Under MAS’s recovery plan, all supply contracts were reviewed and reassessed and re-negotiated based on stringent benchmarks. As a result, the average selling prices of meals served to MAS were lower, in line with the airline’s efforts to reduce unit cost of food services.

The unfortunate events involving the missing MH370 flight and the downing of MH17 while flying over Ukraine airspace in 2014 added to its financial woes, Brahim’s had claimed, noting that the unfavourable business conditions had plunged the group into an unprecedented loss position. MAS was delisted in December that year.

There has not been much improvement over the past few years despite the group’s greater emphasis on the non-airline catering business targeting corporate customers such as Keretapi Tanah Melayu Bhd and Universiti Kebangsaan Malaysia.

Brahim’s had announced plans to secure non-aviation deals to supply meals to hospitals, hotels and other institutions. It is not known whether the group has managed to achieve the target of having 40% non-aviation revenue.

In February 2019, Brahim’s slipped into Practice Note 17 (PN 17) status because its shareholders’ equity fell below the 25% threshold (25% or less than the issued and paid-up capital). This came after its 2018 financial results were affected by impairment of goodwill totalling RM88.6 million on the back of lower air passenger volume from major customers as well as high operating costs.

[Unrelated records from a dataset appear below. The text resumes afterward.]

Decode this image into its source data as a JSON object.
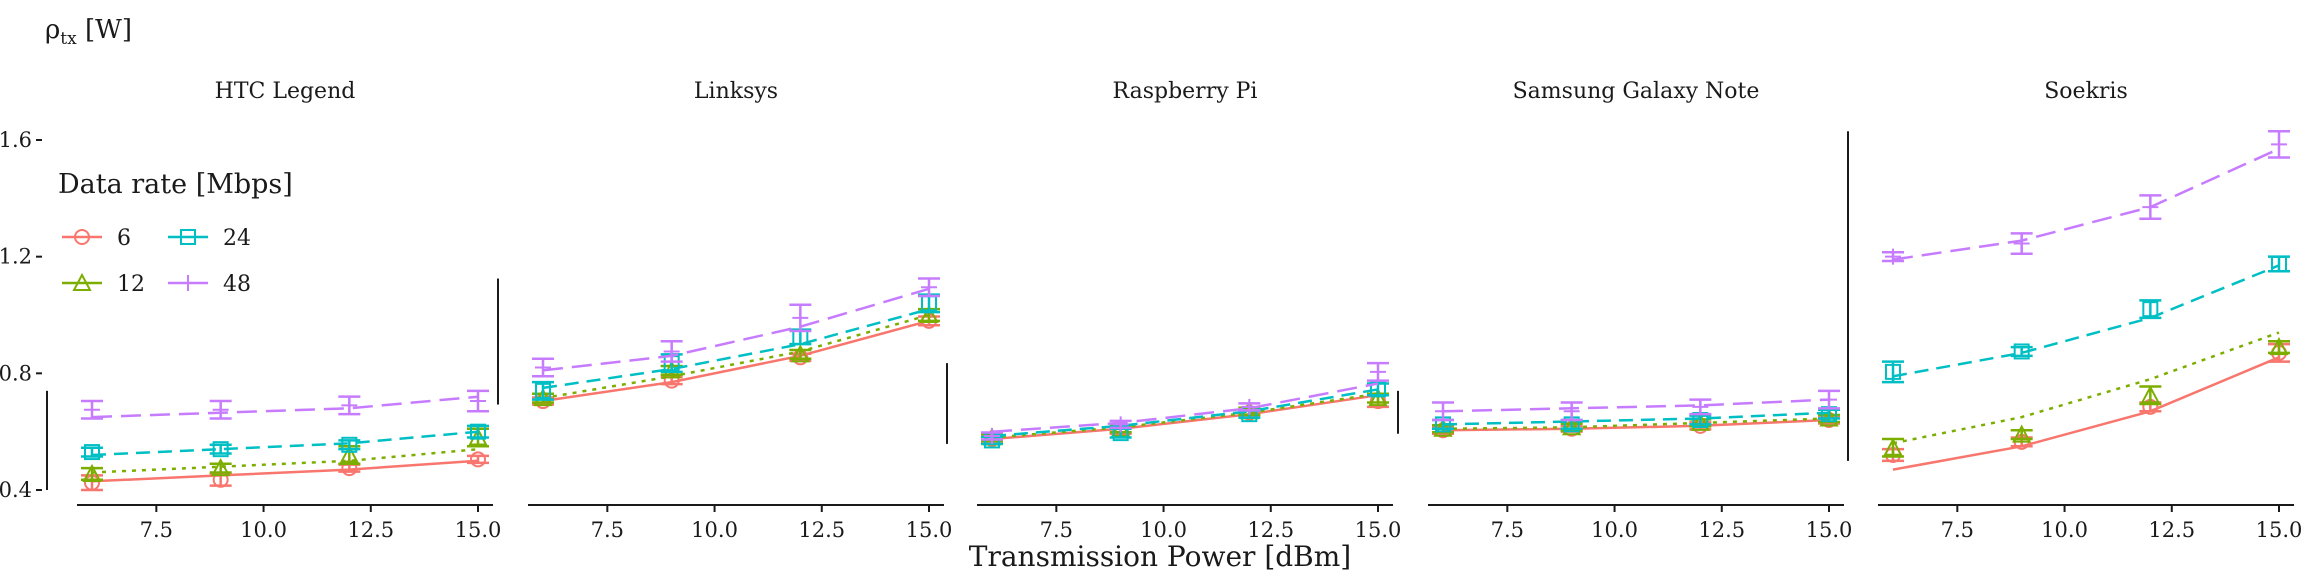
{
  "chart_data": {
    "type": "line",
    "ylabel_main": "ρ",
    "ylabel_sub": "tx",
    "ylabel_unit": " [W]",
    "xlabel": "Transmission Power [dBm]",
    "xlim": [
      6,
      15
    ],
    "ylim": [
      0.4,
      1.6
    ],
    "x_ticks": [
      7.5,
      10.0,
      12.5,
      15.0
    ],
    "x_tick_labels": [
      "7.5",
      "10.0",
      "12.5",
      "15.0"
    ],
    "y_ticks": [
      0.4,
      0.8,
      1.2,
      1.6
    ],
    "y_tick_labels": [
      "0.4",
      "0.8",
      "1.2",
      "1.6"
    ],
    "legend": {
      "title": "Data rate [Mbps]",
      "entries": [
        {
          "label": "6",
          "color": "#F8766D",
          "shape": "circle",
          "dash": "solid"
        },
        {
          "label": "12",
          "color": "#7CAE00",
          "shape": "triangle",
          "dash": "dotted"
        },
        {
          "label": "24",
          "color": "#00BFC4",
          "shape": "square",
          "dash": "dashed"
        },
        {
          "label": "48",
          "color": "#C77CFF",
          "shape": "plus",
          "dash": "longdash"
        }
      ]
    },
    "x": [
      6,
      9,
      12,
      15
    ],
    "panels": [
      {
        "title": "HTC Legend",
        "series": [
          {
            "points": [
              0.425,
              0.435,
              0.475,
              0.505
            ],
            "err": [
              0.025,
              0.02,
              0.012,
              0.012
            ],
            "fit": [
              0.43,
              0.45,
              0.47,
              0.5
            ]
          },
          {
            "points": [
              0.455,
              0.475,
              0.52,
              0.58
            ],
            "err": [
              0.02,
              0.015,
              0.03,
              0.03
            ],
            "fit": [
              0.46,
              0.48,
              0.5,
              0.54
            ]
          },
          {
            "points": [
              0.53,
              0.54,
              0.555,
              0.6
            ],
            "err": [
              0.015,
              0.015,
              0.015,
              0.02
            ],
            "fit": [
              0.52,
              0.54,
              0.56,
              0.6
            ]
          },
          {
            "points": [
              0.675,
              0.675,
              0.69,
              0.705
            ],
            "err": [
              0.03,
              0.03,
              0.03,
              0.035
            ],
            "fit": [
              0.65,
              0.665,
              0.68,
              0.72
            ]
          }
        ]
      },
      {
        "title": "Linksys",
        "series": [
          {
            "points": [
              0.705,
              0.775,
              0.855,
              0.98
            ],
            "err": [
              0.012,
              0.012,
              0.012,
              0.015
            ],
            "fit": [
              0.705,
              0.77,
              0.86,
              0.98
            ]
          },
          {
            "points": [
              0.715,
              0.81,
              0.865,
              1.0
            ],
            "err": [
              0.015,
              0.015,
              0.015,
              0.02
            ],
            "fit": [
              0.715,
              0.79,
              0.875,
              1.0
            ]
          },
          {
            "points": [
              0.74,
              0.835,
              0.925,
              1.04
            ],
            "err": [
              0.03,
              0.03,
              0.025,
              0.03
            ],
            "fit": [
              0.75,
              0.815,
              0.9,
              1.02
            ]
          },
          {
            "points": [
              0.82,
              0.875,
              0.99,
              1.095
            ],
            "err": [
              0.03,
              0.035,
              0.045,
              0.03
            ],
            "fit": [
              0.81,
              0.86,
              0.96,
              1.09
            ]
          }
        ]
      },
      {
        "title": "Raspberry Pi",
        "series": [
          {
            "points": [
              0.575,
              0.605,
              0.665,
              0.705
            ],
            "err": [
              0.015,
              0.012,
              0.012,
              0.02
            ],
            "fit": [
              0.575,
              0.61,
              0.66,
              0.725
            ]
          },
          {
            "points": [
              0.58,
              0.61,
              0.67,
              0.715
            ],
            "err": [
              0.012,
              0.012,
              0.012,
              0.015
            ],
            "fit": [
              0.58,
              0.615,
              0.665,
              0.73
            ]
          },
          {
            "points": [
              0.57,
              0.595,
              0.66,
              0.745
            ],
            "err": [
              0.012,
              0.015,
              0.012,
              0.02
            ],
            "fit": [
              0.585,
              0.62,
              0.67,
              0.745
            ]
          },
          {
            "points": [
              0.585,
              0.625,
              0.685,
              0.805
            ],
            "err": [
              0.012,
              0.012,
              0.012,
              0.03
            ],
            "fit": [
              0.6,
              0.63,
              0.68,
              0.765
            ]
          }
        ]
      },
      {
        "title": "Samsung Galaxy Note",
        "series": [
          {
            "points": [
              0.605,
              0.61,
              0.62,
              0.64
            ],
            "err": [
              0.012,
              0.01,
              0.012,
              0.012
            ],
            "fit": [
              0.605,
              0.61,
              0.62,
              0.64
            ]
          },
          {
            "points": [
              0.61,
              0.615,
              0.63,
              0.645
            ],
            "err": [
              0.012,
              0.012,
              0.012,
              0.012
            ],
            "fit": [
              0.61,
              0.615,
              0.63,
              0.645
            ]
          },
          {
            "points": [
              0.625,
              0.625,
              0.64,
              0.66
            ],
            "err": [
              0.015,
              0.015,
              0.015,
              0.015
            ],
            "fit": [
              0.625,
              0.635,
              0.645,
              0.665
            ]
          },
          {
            "points": [
              0.67,
              0.67,
              0.685,
              0.71
            ],
            "err": [
              0.03,
              0.03,
              0.025,
              0.03
            ],
            "fit": [
              0.67,
              0.68,
              0.69,
              0.71
            ]
          }
        ]
      },
      {
        "title": "Soekris",
        "series": [
          {
            "points": [
              0.52,
              0.565,
              0.685,
              0.87
            ],
            "err": [
              0.02,
              0.015,
              0.015,
              0.03
            ],
            "fit": [
              0.47,
              0.55,
              0.67,
              0.855
            ]
          },
          {
            "points": [
              0.545,
              0.59,
              0.725,
              0.89
            ],
            "err": [
              0.03,
              0.015,
              0.03,
              0.02
            ],
            "fit": [
              0.56,
              0.65,
              0.78,
              0.94
            ]
          },
          {
            "points": [
              0.805,
              0.875,
              1.02,
              1.175
            ],
            "err": [
              0.035,
              0.015,
              0.03,
              0.025
            ],
            "fit": [
              0.79,
              0.87,
              0.99,
              1.17
            ]
          },
          {
            "points": [
              1.2,
              1.245,
              1.37,
              1.585
            ],
            "err": [
              0.015,
              0.035,
              0.04,
              0.045
            ],
            "fit": [
              1.19,
              1.255,
              1.37,
              1.57
            ]
          }
        ]
      }
    ]
  }
}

There was an attempt by the group to secure a white knight, but it fell through after the heads of agreement with MRI VC Bhd, a frozen food manufacturing firm, was terminated in September 2020.

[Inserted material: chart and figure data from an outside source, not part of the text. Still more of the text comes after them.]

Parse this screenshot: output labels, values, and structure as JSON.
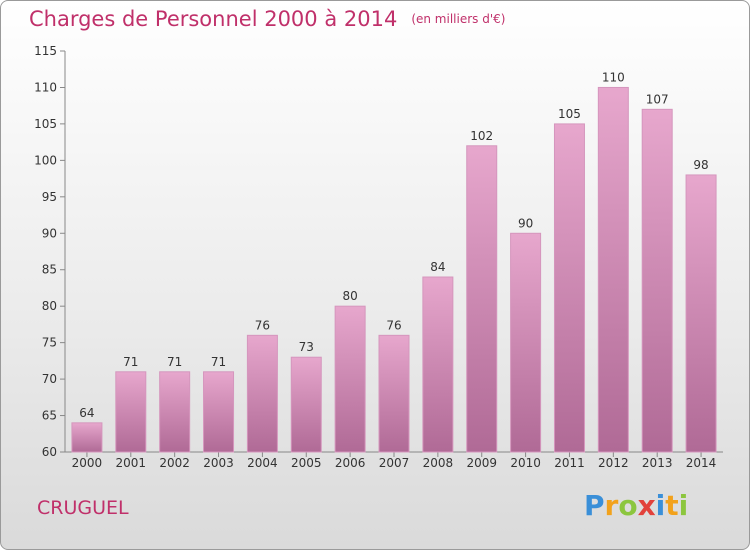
{
  "title": "Charges de Personnel 2000 à 2014",
  "subtitle": "(en milliers d'€)",
  "commune": "CRUGUEL",
  "logo": {
    "letters": [
      "P",
      "r",
      "o",
      "x",
      "i",
      "t",
      "i"
    ],
    "colors": [
      "#3a8fd8",
      "#f2a21c",
      "#8cc63e",
      "#e2413b",
      "#3a8fd8",
      "#f2a21c",
      "#8cc63e"
    ]
  },
  "colors": {
    "bar_top": "#e7a7cd",
    "bar_bottom": "#b06a96",
    "bar_stroke": "#d596bd",
    "accent": "#c0306a"
  },
  "chart_data": {
    "type": "bar",
    "title": "Charges de Personnel 2000 à 2014",
    "subtitle": "(en milliers d'€)",
    "categories": [
      "2000",
      "2001",
      "2002",
      "2003",
      "2004",
      "2005",
      "2006",
      "2007",
      "2008",
      "2009",
      "2010",
      "2011",
      "2012",
      "2013",
      "2014"
    ],
    "values": [
      64,
      71,
      71,
      71,
      76,
      73,
      80,
      76,
      84,
      102,
      90,
      105,
      110,
      107,
      98
    ],
    "ylim": [
      60,
      115
    ],
    "yticks": [
      60,
      65,
      70,
      75,
      80,
      85,
      90,
      95,
      100,
      105,
      110,
      115
    ],
    "grid": false,
    "legend": "none"
  }
}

The state of its financials was worsened by the pandemic. There was a surge in net loss to RM103.1 million in 2020 from RM14.03 million in 2019. For FY2021, its net loss was RM12.49 million. As at end-December 2021, it had net debt of RM233 million with gross borrowings of RM238.2 million.

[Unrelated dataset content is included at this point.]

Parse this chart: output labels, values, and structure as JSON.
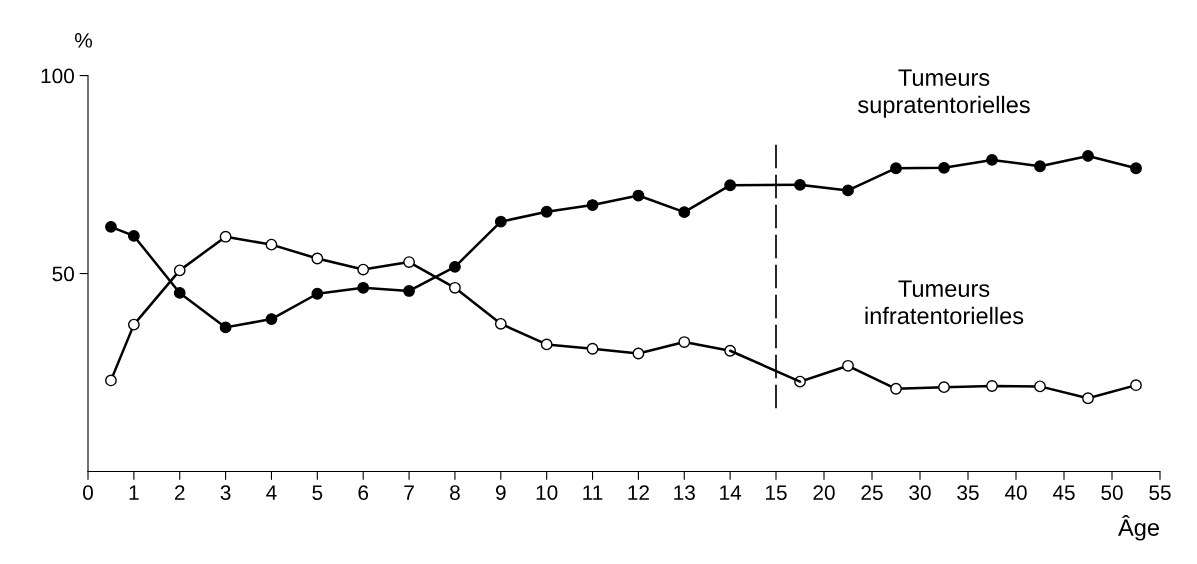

In November 2019, Brahim’s sold Dewina Host Sdn Bhd, a major restaurant and café operator at the Kuala Lumpur International Airport.

Brahim’s came into the limelight in late 2020, following the emergence of lifestyle food and beverage operator Focus Dynamics Group Bhd as its substantial shareholder. It was seen as an opportunity for Brahim’s to tap the non-aviation business, with the supply of meals to Focus Dynamics’ cloud kitchen. Nonetheless, the move does not seem to have paid off.

Focus Dynamics now holds a 16.08% stake in Brahim’s after purchasing two blocks of shares from the latter’s non-independent, non-executive director Tan Sri Mohd Ibrahim Mohd Zain and Brahim’s International Franchises Sdn Bhd, for a total of RM9.69 million.

Last July, Brahim’s raised RM11.34 million by placing out 70.89 million new shares at 16 sen each. Having subscribed for 17.72 million shares, or a 5.77% stake, Ibrahim’s shareholding in the group increased to 24.73%.

The group also operates warehousing and logistic business Tamadam Bonded Warehouse, which occupies a 15.13-acre lot in Port Klang. Contribution from this segment was relatively low, however, about 20% of the group’s top line in 2021.

The warehouse was valued at RM21.6 million in Brahim’s books as at end-2020.

Prior to the name change in June 2011, Brahim’s was known as Tamadam Bonded Warehouse Bhd, which was founded in 1982. It began as a provider of bonded warehousing, freight forwarding and transportation services.

In a reverse takeover, Tamadam had in March 2008 acquired a 51% stake in Brahim’s–LSG Sky Chefs Holdings Sdn Bhd, which held a concession with MAS for the provision of in-flight catering and related services. To reflect the new business direction, Tamadam subsequently received shareholders’ approval to change its name to Brahim’s.

Ibrahim — the brother of Malaysia’s fifth prime minister, Tun Abdullah Ahmad Badawi — has been at the helm of Brahim’s since May 2008. The 75-year-old was a lecturer and founding member of the faculty of food science and biotechnology at University Putra Malaysia. In 1986, he founded Dewina Food Industries, which was listed on the local bourse in 1995 before being privatised in 2002.

As the aviation industry is expected to continue to operate in challenging conditions despite the reopening of borders, the clock is ticking for Brahim’s to set its next business direction. Still, its status as a public-listed group hinges on the regulator’s decision on whether to give it more time to work on its revamp.